Miner won the competition, and a $500 college scholarship, after reciting “Magnitude” by Howard Nemerov and “The Albatross” by Kate Bass.
In all, seven students from four Napa County high schools participated in last week’s event, which was held at the Napa Valley Playhouse in front of an audience and a panel of judges that included Napa County Poet Laureate Leonore Wilson.
The students had to recite two poems each for a chance to win scholarship money and advance to the state finals.
Miner, who also performs in theater, said she used her time in dance classes to practice her recitation so she could ingrain the poems in more than one way. It took her about a month to memorize both poems, she said.
New Technology senior Pookie McGlothern placed second in the Poetry Out Loud competition and was awarded a $300 college scholarship.
McGlothern said performing in front of a panel of judges was a nerve-racking experience, but there were at least two friendly faces in the audience.
“My mom came to watch me, and my boyfriend got me roses,” McGlothern said.

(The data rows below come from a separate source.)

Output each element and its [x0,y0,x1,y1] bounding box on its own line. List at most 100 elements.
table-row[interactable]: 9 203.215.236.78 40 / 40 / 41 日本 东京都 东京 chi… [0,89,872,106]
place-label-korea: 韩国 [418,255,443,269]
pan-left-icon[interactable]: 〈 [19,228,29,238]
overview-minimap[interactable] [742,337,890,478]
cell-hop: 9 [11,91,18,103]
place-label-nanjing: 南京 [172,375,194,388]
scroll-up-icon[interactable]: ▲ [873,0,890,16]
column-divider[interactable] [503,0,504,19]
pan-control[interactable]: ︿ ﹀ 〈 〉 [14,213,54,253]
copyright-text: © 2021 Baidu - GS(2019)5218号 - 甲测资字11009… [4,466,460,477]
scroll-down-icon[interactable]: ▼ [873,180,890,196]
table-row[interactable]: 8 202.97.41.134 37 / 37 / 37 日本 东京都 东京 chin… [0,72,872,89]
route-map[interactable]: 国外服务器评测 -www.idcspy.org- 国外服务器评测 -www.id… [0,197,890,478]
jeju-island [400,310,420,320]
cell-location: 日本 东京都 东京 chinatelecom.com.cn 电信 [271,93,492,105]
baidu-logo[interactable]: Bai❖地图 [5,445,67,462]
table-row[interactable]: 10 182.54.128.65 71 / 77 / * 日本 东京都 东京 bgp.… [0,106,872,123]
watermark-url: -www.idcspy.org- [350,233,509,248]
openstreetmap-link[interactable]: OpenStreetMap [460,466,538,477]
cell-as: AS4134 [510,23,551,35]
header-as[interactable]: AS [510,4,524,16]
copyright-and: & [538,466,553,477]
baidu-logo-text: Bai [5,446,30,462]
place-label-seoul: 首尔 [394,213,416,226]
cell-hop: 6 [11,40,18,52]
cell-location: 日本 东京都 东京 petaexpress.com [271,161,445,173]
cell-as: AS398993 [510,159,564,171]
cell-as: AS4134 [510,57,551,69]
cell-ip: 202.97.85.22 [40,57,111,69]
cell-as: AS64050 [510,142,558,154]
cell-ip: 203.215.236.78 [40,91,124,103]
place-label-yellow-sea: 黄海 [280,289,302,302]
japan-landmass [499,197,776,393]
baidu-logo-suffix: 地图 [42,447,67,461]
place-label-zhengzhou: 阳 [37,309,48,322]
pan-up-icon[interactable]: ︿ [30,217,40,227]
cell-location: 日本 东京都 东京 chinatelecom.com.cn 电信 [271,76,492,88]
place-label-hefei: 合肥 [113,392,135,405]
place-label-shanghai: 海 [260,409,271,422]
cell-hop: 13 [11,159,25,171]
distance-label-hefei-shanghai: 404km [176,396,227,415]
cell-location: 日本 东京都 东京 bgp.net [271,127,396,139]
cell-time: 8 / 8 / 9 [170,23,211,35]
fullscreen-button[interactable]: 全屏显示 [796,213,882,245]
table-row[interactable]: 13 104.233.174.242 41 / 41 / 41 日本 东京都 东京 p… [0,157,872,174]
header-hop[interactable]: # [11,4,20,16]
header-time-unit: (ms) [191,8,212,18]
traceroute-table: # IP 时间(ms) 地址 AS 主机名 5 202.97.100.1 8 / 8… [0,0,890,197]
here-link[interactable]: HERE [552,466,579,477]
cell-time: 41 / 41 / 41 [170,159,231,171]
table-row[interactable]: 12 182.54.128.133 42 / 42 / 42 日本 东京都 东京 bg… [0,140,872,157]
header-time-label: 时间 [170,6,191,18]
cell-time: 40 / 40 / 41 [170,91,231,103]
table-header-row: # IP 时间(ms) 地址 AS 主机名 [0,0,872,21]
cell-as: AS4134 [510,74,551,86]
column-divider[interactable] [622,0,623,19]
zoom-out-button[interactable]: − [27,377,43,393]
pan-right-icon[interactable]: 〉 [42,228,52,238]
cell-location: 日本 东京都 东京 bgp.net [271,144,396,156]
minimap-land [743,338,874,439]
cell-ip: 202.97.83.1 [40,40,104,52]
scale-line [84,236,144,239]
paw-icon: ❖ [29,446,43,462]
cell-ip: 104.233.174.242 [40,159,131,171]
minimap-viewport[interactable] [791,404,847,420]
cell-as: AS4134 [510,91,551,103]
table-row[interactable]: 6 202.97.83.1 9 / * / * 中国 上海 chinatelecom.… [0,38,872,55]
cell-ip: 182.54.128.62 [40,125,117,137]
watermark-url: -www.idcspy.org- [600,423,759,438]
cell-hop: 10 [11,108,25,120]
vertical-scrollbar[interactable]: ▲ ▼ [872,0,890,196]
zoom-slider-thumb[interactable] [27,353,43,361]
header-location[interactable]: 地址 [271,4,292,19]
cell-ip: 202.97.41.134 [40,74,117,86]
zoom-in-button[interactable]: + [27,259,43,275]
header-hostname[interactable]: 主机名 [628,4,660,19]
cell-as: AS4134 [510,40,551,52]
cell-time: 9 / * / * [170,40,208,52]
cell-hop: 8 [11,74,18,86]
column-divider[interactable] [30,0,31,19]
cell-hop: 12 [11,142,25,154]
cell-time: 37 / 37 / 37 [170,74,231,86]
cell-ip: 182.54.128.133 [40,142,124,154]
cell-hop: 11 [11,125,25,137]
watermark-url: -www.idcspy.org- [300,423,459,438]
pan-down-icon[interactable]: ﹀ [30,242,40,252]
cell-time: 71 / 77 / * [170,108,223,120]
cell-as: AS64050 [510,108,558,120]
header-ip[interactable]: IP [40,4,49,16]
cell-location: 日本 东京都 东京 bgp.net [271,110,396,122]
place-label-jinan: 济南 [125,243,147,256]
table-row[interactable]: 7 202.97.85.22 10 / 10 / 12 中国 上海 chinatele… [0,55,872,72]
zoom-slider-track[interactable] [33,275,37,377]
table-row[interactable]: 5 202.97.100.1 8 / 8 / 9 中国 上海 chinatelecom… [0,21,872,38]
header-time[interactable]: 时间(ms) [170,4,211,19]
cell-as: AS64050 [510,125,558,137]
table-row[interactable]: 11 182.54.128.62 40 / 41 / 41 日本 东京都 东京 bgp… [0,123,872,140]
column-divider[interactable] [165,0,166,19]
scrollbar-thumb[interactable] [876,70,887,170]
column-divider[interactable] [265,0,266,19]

The two New Tech students were joined in the competition by students from St. Helena High School, American Canyon High School and Napa High School.
The Poetry Out Loud competition is part of a national program that encourages high school students to learn about poetry through memorization, performance and competition.
Beginning at the classroom level, winners advance to a countywide competition, then to a statewide competition, and ultimately to the national finals in Washington, D.C.
Approximately 365,000 students from more than 2,000 high schools nationwide participate in the program each year, according to the Arts Council of Napa Valley.
The Napa County students recited works they selected from a collection of more than 650 classic and contemporary poems. The judges evaluated student performance based on voice and articulation, evidence of understanding, level of difficulty, and accuracy, according to the Arts Council.
Miner will advance to the state finals in Sacramento scheduled for March 25. The winner of the California competition will advance to the Poetry Out Loud National Finals on April 29-30 in Washington, D.C., where $50,000 in awards and school stipends will be distributed.